The safe containing the one-gallon vessel was unearthed in 2004 during a clean-up operation of a waste trench at the Hanford nuclear site in Washington state. The clean-up team noticed the jug was partially filled with a mysterious white slurry and sent it for testing.
Scientists at Pacific Northwest National Laboratory in Richland have now revealed that the jug contained several hundred milligrams of bomb-grade plutonium, which they have dated to 1944 when the US nuclear programme was still in its infancy.
Analysis of the jug's contents shows that the material did not originate at Hanford but can be traced back to the world's first industrial-scale nuclear reprocessing site in Oak Ridge, Tennessee.
Jon Schwantes, who led the team of investigators, describes their work as "nuclear archaeology" in the latest issue of the journal Analytical Chemistry.
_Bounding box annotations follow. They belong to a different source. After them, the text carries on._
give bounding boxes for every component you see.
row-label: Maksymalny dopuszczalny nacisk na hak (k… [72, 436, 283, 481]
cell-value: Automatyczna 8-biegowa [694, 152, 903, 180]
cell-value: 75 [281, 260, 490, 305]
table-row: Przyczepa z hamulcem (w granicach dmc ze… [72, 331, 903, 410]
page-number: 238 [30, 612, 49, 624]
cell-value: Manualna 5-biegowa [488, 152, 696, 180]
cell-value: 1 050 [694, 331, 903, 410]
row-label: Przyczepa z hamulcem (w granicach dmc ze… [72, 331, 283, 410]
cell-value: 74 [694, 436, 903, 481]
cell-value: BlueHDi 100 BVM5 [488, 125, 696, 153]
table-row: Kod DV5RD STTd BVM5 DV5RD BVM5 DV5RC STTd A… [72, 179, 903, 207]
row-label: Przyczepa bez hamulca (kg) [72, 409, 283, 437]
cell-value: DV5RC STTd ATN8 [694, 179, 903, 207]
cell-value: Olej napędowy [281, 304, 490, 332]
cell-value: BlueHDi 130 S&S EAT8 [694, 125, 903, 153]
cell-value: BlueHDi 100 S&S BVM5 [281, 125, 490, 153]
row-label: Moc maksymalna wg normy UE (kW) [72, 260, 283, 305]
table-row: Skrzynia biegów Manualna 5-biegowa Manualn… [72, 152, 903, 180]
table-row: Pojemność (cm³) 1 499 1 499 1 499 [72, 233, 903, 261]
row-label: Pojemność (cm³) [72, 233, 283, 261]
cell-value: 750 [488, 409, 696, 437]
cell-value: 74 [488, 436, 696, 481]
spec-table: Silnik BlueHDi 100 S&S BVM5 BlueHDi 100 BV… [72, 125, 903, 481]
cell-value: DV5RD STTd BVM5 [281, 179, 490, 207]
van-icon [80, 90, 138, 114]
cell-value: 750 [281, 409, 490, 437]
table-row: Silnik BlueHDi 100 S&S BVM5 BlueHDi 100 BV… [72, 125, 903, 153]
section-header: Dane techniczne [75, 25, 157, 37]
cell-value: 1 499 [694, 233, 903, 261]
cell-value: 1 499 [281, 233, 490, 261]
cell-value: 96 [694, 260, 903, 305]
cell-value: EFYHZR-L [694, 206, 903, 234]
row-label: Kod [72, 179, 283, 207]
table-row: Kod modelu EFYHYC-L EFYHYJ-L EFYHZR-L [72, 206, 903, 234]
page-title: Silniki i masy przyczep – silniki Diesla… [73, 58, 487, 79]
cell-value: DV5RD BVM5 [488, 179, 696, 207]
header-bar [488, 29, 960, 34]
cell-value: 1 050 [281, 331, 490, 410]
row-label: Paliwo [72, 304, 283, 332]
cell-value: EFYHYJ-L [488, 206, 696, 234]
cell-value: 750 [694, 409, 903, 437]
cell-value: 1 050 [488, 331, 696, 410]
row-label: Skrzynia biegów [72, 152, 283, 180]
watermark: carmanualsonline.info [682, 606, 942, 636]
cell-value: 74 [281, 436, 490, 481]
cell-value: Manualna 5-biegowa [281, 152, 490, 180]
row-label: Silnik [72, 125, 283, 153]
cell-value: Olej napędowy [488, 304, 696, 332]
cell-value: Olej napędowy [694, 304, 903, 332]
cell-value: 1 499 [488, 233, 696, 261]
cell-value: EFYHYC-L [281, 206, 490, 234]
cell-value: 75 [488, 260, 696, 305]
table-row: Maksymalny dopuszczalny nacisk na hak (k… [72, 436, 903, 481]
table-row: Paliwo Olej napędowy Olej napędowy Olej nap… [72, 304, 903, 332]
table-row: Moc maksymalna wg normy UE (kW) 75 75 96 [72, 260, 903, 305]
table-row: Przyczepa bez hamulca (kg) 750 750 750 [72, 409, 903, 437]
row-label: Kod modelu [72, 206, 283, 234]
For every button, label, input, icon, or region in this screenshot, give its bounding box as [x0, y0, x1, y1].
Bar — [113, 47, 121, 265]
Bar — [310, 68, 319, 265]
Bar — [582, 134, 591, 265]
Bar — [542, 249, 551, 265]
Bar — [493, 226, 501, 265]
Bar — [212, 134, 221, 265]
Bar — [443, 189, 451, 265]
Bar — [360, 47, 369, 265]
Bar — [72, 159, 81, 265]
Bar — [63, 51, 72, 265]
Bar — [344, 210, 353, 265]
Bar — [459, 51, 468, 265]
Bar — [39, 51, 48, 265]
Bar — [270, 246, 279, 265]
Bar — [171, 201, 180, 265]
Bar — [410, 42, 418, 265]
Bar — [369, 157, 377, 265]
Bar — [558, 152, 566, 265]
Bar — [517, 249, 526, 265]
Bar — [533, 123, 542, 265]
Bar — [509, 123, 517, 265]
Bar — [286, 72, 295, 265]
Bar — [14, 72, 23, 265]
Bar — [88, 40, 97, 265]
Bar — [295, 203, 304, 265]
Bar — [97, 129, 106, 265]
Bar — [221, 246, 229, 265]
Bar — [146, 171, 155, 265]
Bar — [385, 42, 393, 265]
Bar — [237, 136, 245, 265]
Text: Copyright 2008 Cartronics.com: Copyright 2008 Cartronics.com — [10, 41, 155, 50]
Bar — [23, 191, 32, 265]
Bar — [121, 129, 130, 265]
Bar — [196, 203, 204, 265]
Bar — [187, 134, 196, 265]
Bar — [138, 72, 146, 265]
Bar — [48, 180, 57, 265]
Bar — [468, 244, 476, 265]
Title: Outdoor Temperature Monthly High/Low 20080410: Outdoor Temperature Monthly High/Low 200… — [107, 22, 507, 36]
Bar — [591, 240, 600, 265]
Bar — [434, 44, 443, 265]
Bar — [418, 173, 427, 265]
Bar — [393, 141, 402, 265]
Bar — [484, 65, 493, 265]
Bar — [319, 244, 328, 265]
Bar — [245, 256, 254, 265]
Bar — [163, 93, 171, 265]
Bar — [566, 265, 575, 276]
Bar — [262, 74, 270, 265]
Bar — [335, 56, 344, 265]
The US nuclear bomb programme was set up in 1939 in response to fears that Nazi Germany was developing a similar weapon. Research and production for the project was based at three sites–Hanford, Oak Ridge and Los Alamos in New Mexico–under the watchful eye of Robert Oppenheimer.
During the Second World War, the Hanford facility produced bomb-grade plutonium for Trinity, the first nuclear weapon to be tested, and later for the atomic bomb dropped on Nagasaki in Japan.
Schwantes said the forensic techniques used to identify the nuclear relic will come in useful for tracing material confiscated from smugglers caught with black market nuclear materials.
"It is likely that with the current nuclear renaissance and greater access to these materials by the public, smuggling events involving fissionable materials may rise in the near future," Schwantes said.